Dr. LeBlanc: It’s such an important question and a tough one to answer, but I think it’s the most important question, especially if you’re the patient. What am I going to feel like and what will it be like if I do treatment A versus treatment B? The treatments may not be equivalent in how often you have to receive them, how long they’ll work, or how much they will change the hemoglobin, but they may also not be equal in symptoms and side effects that are caused. So, we always have to have hard endpoints like treatment-free remission, which these trials are often powered to transfusion-independence like on COMMANDS for at least a 12-week or longer period.
For the patients, QoL also matters, and we haven’t always been able to measure this in a meaningful way in clinical trials. Not just in MDS, but across cancer care. The European Medicines Agency requires some QoL assessments and uses these to make regulatory approvals and recommendations for therapies. The US Food and Drug Administration says that they do it or want to do it a bit more, but it’s always felt a bit debatable how much value they place in these measures.
Even the measures themselves, when they’re well-validated measures like the EQ-5D, give you good overall QoL data in domains about things that matter to people. Can you do your activities of daily living? Are you having pain? Are you having significant symptoms? Are you able to do other things that you want to do to function and enjoy life? We don’t always see clear benefits on those scales in these trials, and yet when we all are treating these patients, it does feel like we’re seeing benefits.
When you see and treat somebody with MDS and they go from needing transfusions, one or two units of blood every one to two weeks to not needing any blood for a month or a month and a half or two months, and the time keeps getting longer, it’s life-changing for those people. It may not get rid of their symptoms, and it may not improve their health-related QoL on a stringent measure that assesses only the things that it assesses.

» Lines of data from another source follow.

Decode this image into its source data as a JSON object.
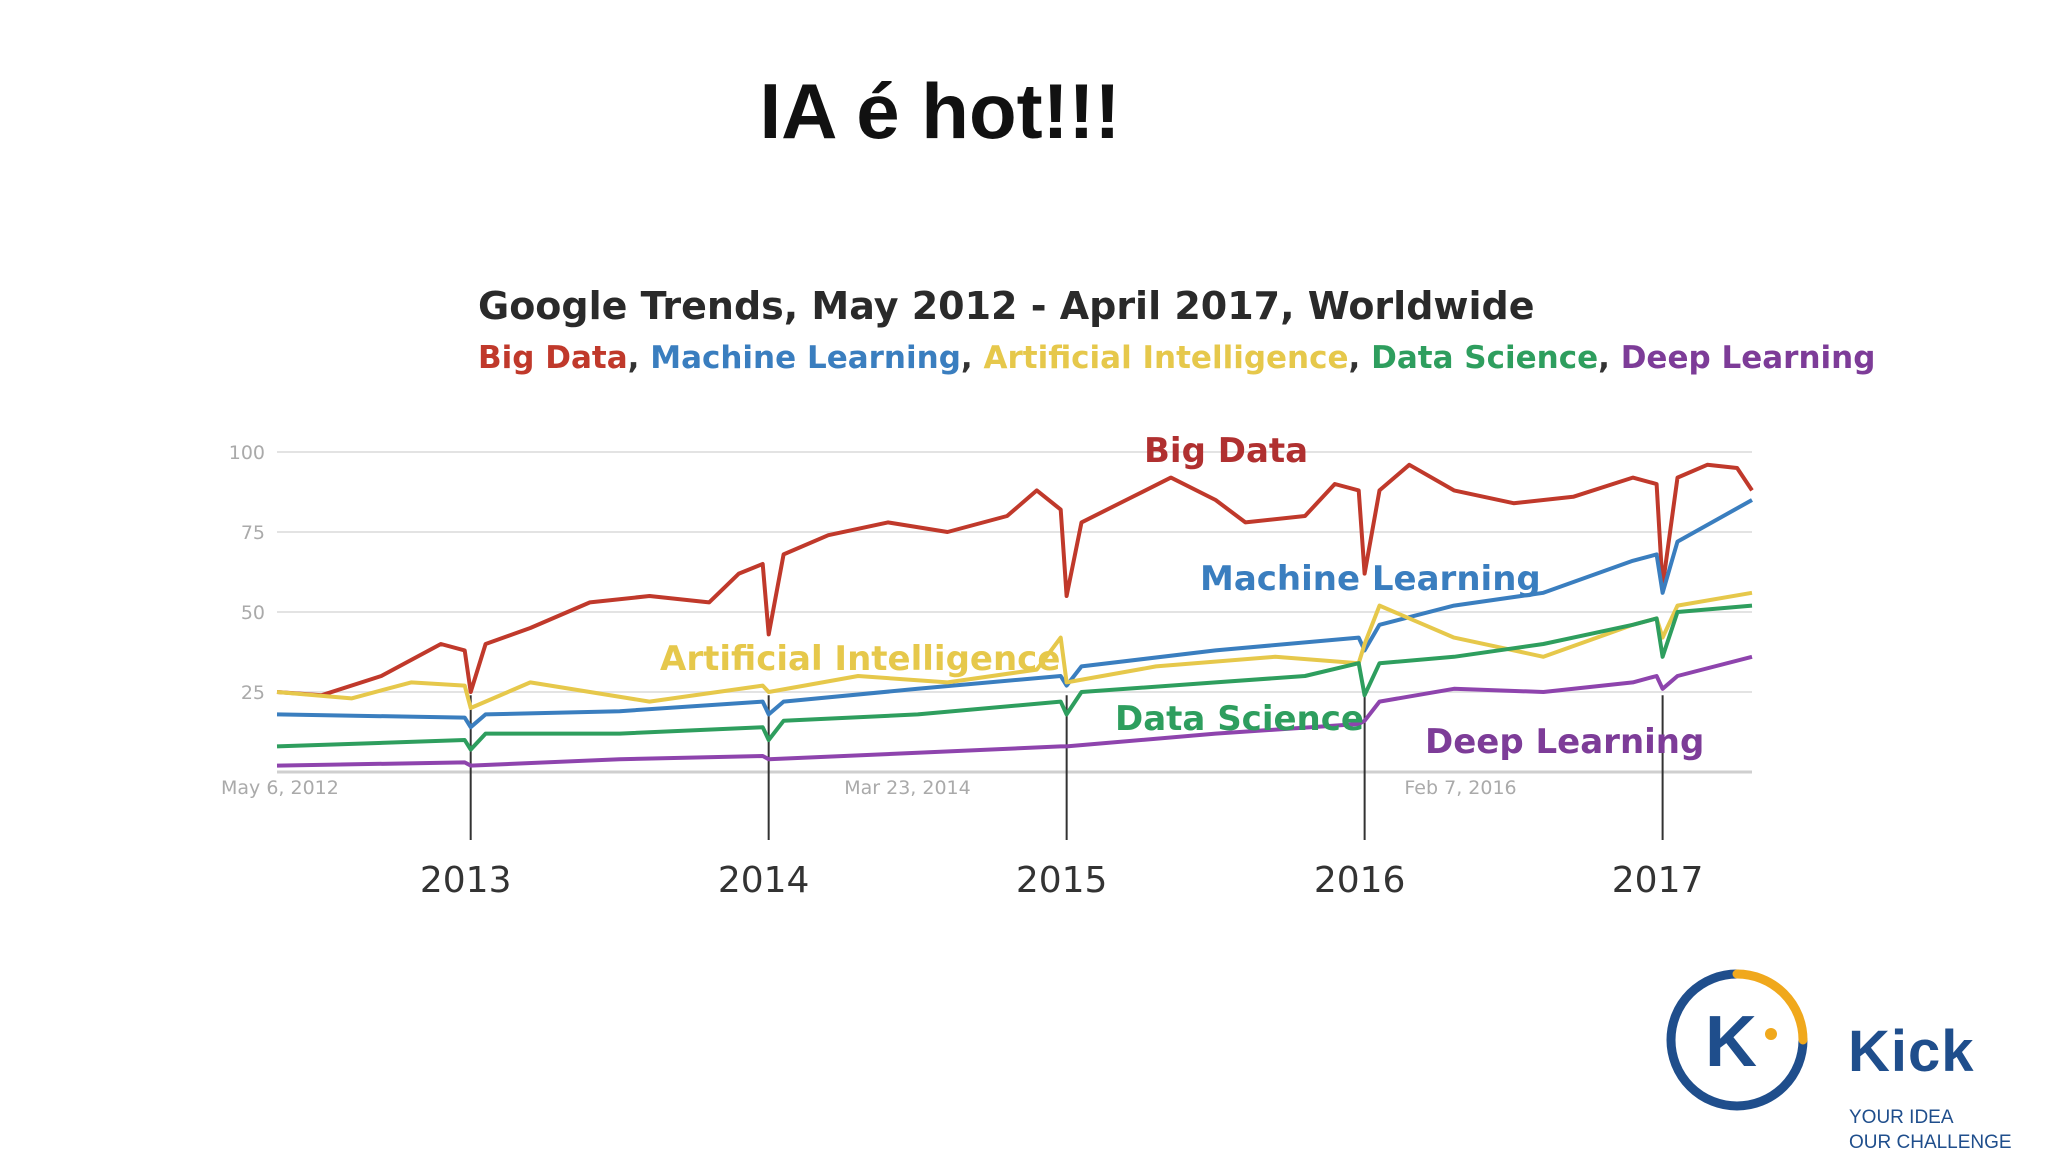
{
  "slide": {
    "title": "IA é hot!!!"
  },
  "brand": {
    "name": "Kick",
    "logo_letter": "K",
    "tagline_1": "YOUR IDEA",
    "tagline_2": "OUR CHALLENGE",
    "colors": {
      "blue": "#1f4e8c",
      "orange": "#f0a81c"
    }
  },
  "chart_data": {
    "type": "line",
    "title": "Google Trends, May 2012 -  April 2017, Worldwide",
    "legend": [
      "Big Data",
      "Machine Learning",
      "Artificial Intelligence",
      "Data Science",
      "Deep Learning"
    ],
    "legend_placement": "top (below title)",
    "ylim": [
      0,
      100
    ],
    "yticks": [
      "100",
      "75",
      "50",
      "25"
    ],
    "xlim": [
      2012.35,
      2017.3
    ],
    "xtick_labels": [
      {
        "label": "May 6, 2012",
        "x": 2012.35
      },
      {
        "label": "Mar 23, 2014",
        "x": 2014.22
      },
      {
        "label": "Feb 7, 2016",
        "x": 2016.1
      }
    ],
    "year_markers": [
      2013,
      2014,
      2015,
      2016,
      2017
    ],
    "grid": true,
    "series": [
      {
        "name": "Big Data",
        "color": "#c0392b",
        "x": [
          2012.35,
          2012.5,
          2012.7,
          2012.9,
          2012.98,
          2013.0,
          2013.05,
          2013.2,
          2013.4,
          2013.6,
          2013.8,
          2013.9,
          2013.98,
          2014.0,
          2014.05,
          2014.2,
          2014.4,
          2014.6,
          2014.8,
          2014.9,
          2014.98,
          2015.0,
          2015.05,
          2015.2,
          2015.35,
          2015.5,
          2015.6,
          2015.8,
          2015.9,
          2015.98,
          2016.0,
          2016.05,
          2016.15,
          2016.3,
          2016.5,
          2016.7,
          2016.9,
          2016.98,
          2017.0,
          2017.05,
          2017.15,
          2017.25,
          2017.3
        ],
        "values": [
          25,
          24,
          30,
          40,
          38,
          25,
          40,
          45,
          53,
          55,
          53,
          62,
          65,
          43,
          68,
          74,
          78,
          75,
          80,
          88,
          82,
          55,
          78,
          85,
          92,
          85,
          78,
          80,
          90,
          88,
          62,
          88,
          96,
          88,
          84,
          86,
          92,
          90,
          58,
          92,
          96,
          95,
          88
        ]
      },
      {
        "name": "Machine Learning",
        "color": "#3a7ebf",
        "x": [
          2012.35,
          2012.98,
          2013.0,
          2013.05,
          2013.5,
          2013.98,
          2014.0,
          2014.05,
          2014.5,
          2014.98,
          2015.0,
          2015.05,
          2015.5,
          2015.98,
          2016.0,
          2016.05,
          2016.3,
          2016.6,
          2016.9,
          2016.98,
          2017.0,
          2017.05,
          2017.3
        ],
        "values": [
          18,
          17,
          14,
          18,
          19,
          22,
          18,
          22,
          26,
          30,
          27,
          33,
          38,
          42,
          38,
          46,
          52,
          56,
          66,
          68,
          56,
          72,
          85
        ]
      },
      {
        "name": "Artificial Intelligence",
        "color": "#e6c84b",
        "x": [
          2012.35,
          2012.6,
          2012.8,
          2012.98,
          2013.0,
          2013.2,
          2013.6,
          2013.98,
          2014.0,
          2014.3,
          2014.6,
          2014.9,
          2014.98,
          2015.0,
          2015.3,
          2015.7,
          2015.98,
          2016.0,
          2016.05,
          2016.3,
          2016.6,
          2016.9,
          2016.98,
          2017.0,
          2017.05,
          2017.3
        ],
        "values": [
          25,
          23,
          28,
          27,
          20,
          28,
          22,
          27,
          25,
          30,
          28,
          32,
          42,
          28,
          33,
          36,
          34,
          40,
          52,
          42,
          36,
          46,
          48,
          42,
          52,
          56
        ]
      },
      {
        "name": "Data Science",
        "color": "#2e9e5e",
        "x": [
          2012.35,
          2012.98,
          2013.0,
          2013.05,
          2013.5,
          2013.98,
          2014.0,
          2014.05,
          2014.5,
          2014.98,
          2015.0,
          2015.05,
          2015.5,
          2015.8,
          2015.98,
          2016.0,
          2016.05,
          2016.3,
          2016.6,
          2016.9,
          2016.98,
          2017.0,
          2017.05,
          2017.3
        ],
        "values": [
          8,
          10,
          7,
          12,
          12,
          14,
          10,
          16,
          18,
          22,
          18,
          25,
          28,
          30,
          34,
          24,
          34,
          36,
          40,
          46,
          48,
          36,
          50,
          52
        ]
      },
      {
        "name": "Deep Learning",
        "color": "#8e44ad",
        "x": [
          2012.35,
          2012.98,
          2013.0,
          2013.5,
          2013.98,
          2014.0,
          2014.5,
          2014.98,
          2015.0,
          2015.5,
          2015.98,
          2016.0,
          2016.05,
          2016.3,
          2016.6,
          2016.9,
          2016.98,
          2017.0,
          2017.05,
          2017.3
        ],
        "values": [
          2,
          3,
          2,
          4,
          5,
          4,
          6,
          8,
          8,
          12,
          15,
          16,
          22,
          26,
          25,
          28,
          30,
          26,
          30,
          36
        ]
      }
    ],
    "annotations": [
      {
        "text": "Big Data",
        "color": "#b03030"
      },
      {
        "text": "Machine Learning",
        "color": "#3a7ebf"
      },
      {
        "text": "Artificial Intelligence",
        "color": "#e6c84b"
      },
      {
        "text": "Data Science",
        "color": "#2e9e5e"
      },
      {
        "text": "Deep Learning",
        "color": "#7d3c98"
      }
    ]
  }
}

So, I think we should be devising ways to include measures of things like time toxicity. How often did you have to come to the clinic? How many hours did you have to come to the clinic? How often did you have to sit in the chair for half a day after getting pre-meds and then having to take a nap while you let your antihistamine wear off if you’re getting that pre-transfusion, especially for the folks who’ve had prior reactions? How long did you have to drive? How much did you have to pay in gas money and pay for parking? It’s a big challenge. It impacts people’s lives and well-being.
I’m excited to see some new efforts to measure these kinds of things not as much on big, randomized phase III trials, but to explore doing these TWiST kinds of analyses—time without symptoms and toxicity or other kinds of time toxicity assessments. I’m hoping we can figure out a way as a community to standardize these and make them part of what we do in our trials. But, we’re not there yet.